Nearly three decades after the first people power uprising, Sr. Ems looked back at the experience of the Filipino trade union movement and the progressive bloc in general, and she wonders what kind of grouping is needed for this army of mass retrenched and unemployed. She asked, “Can there be a global union of the unemployed? Can solidarity groups be formed again?”

Given the post-Edsa years of anti-strike, anti-union conditioning of workers, she rues what seems to be the young workers’ lack of awareness of their rights. “Until now, they seem to be afraid of picketlines and labor strikes.”

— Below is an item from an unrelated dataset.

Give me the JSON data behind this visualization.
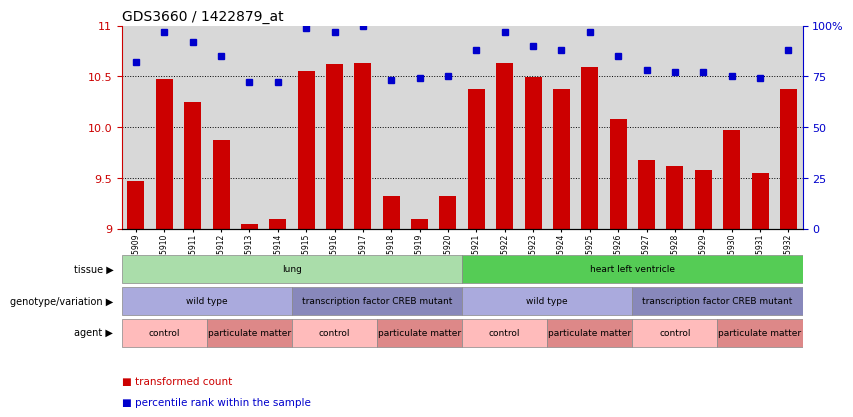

After the first Edsa, the first Aquino administration lost no time in amending labor laws to the detriment of the workers movement. Nowadays, Sr. Ems notes that in the Church-Workers Solidarity, for example, the members are mostly unemployed. They are workers or unionists retrenched by the thousands so the company could bust the union and resort to contractualization.

Regarding the current President Benigno Noynoy Aquino III, son of the Post-Edsa 1 president Corazon Cojuangco Aquino, she said: “It is like we have a smokescreen.” She recalled how, after Edsa and after the fall of the dictatorship, some people, including some of her fellow religious, seem to think the problem has been solved and it is now past the time for activism.

In her capacity as a convener of Church-Workers Solidarity, Sr Ems looked back to the time when the Filipino trade union movement was more vibrant and strong. She urges the remaining unionists now to persevere, to never lose touch with the sisters whom she said can still be called upon to provide support if only the workers would not stop finding ways to reach out to them.